Le lexique d'une langue est l'ensemble de ses mots (somme des vocabulaires utilisés), ou de façon plus précise en linguistique de ses lemmes[1]. Les mots d'un lexique forment un tout, une sorte de système sémantique, qui évolue donc au fil du temps. Les rapports entre les mots, de forme et surtout de sens, ainsi qu'entre les sens d'un même mot, sont très divers.

La taille d'un lexique est très variable et dépend notamment de la diversité des domaines de connaissance ou techniques qu'elle permet d'exprimer. L'ampleur du lexique connu ou utilisé par chacun varie aussi très fortement, en fonction des milieux mais aussi des histoires et situations de vie. Les différences souvent fondamentales entre lexiques de différentes langues posent un problème essentiel de traduction, sans solution générale.

De nouveaux mots peuvent être créés dans toute langue, suivant des modes différents, et plus ou facilement, suivant les langues. Inversement, des mots disparaissent, remplacés ou non dans leur sens. Les mots changent aussi de signification suivant les époques, parfois radicalement, au fil des évolutions culturelles.

Taille

La taille d'un lexique est, par nature, impossible à définir avec précision, car le seul moyen de se faire une idée de son étendue est le décompte des lemmes (ou entrées) d'un dictionnaire de cette langue, quand il existe.

En synchronie

Aucun dictionnaire ne peut dénombrer tous les lemmes d'une langue.

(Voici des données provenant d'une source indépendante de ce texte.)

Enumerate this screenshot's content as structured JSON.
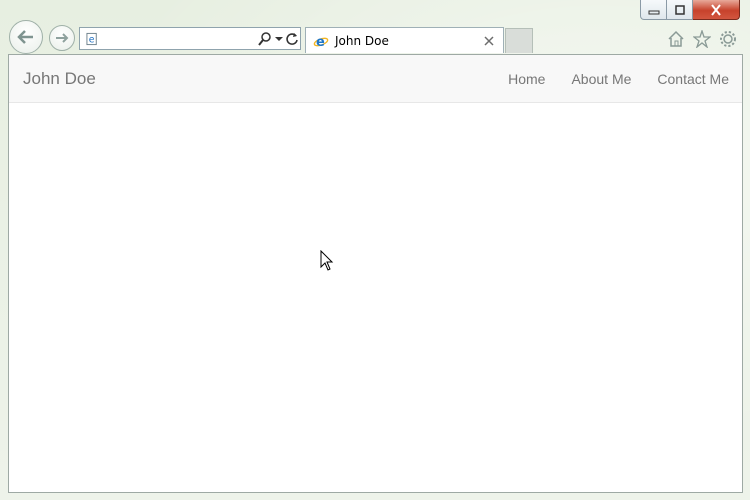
{
  "browser": {
    "address_value": "",
    "tab_title": "John Doe",
    "tab_close_glyph": "×",
    "icons": [
      "back-arrow-icon",
      "forward-arrow-icon",
      "ie-favicon-icon",
      "search-icon",
      "refresh-icon",
      "home-icon",
      "star-icon",
      "gear-icon",
      "minimize-icon",
      "maximize-icon",
      "close-icon"
    ]
  },
  "page": {
    "brand": "John Doe",
    "nav": [
      {
        "label": "Home"
      },
      {
        "label": "About Me"
      },
      {
        "label": "Contact Me"
      }
    ]
  },
  "colors": {
    "navbar_bg": "#f8f8f8",
    "nav_text": "#777777",
    "close_button": "#c7422c"
  }
}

En effet, le vocabulaire spécialisé, les jargons, les sociolectes, les idiolectes, l'argot et tous les termes qui ne sont pas encore lexicalisés ne peuvent être comptabilisés. De plus, seule la langue écrite est réellement prise en compte dans l'édition des dictionnaires usuels : un grand nombre de sociolectes purement oraux échappe à toute investigation.

Un dictionnaire usuel, en effet, ne peut que recenser les termes écrits les plus attestés mais ne peut en aucun cas identifier tous les lemmes qui existent à un moment donné, en synchronie, dans la langue qu'il décrit. De plus, à supposer qu'une armée de lexicographes se mette à l'affût de tous les mots utilisés par les locuteurs d'une langue donnée, l'opération prendrait suffisamment de temps pour que le corpus établi soit caduc au moment de la publication. De nouveaux mots seraient en effet apparus et d'autres auraient disparu, d'autant plus dans les sociolectes oraux.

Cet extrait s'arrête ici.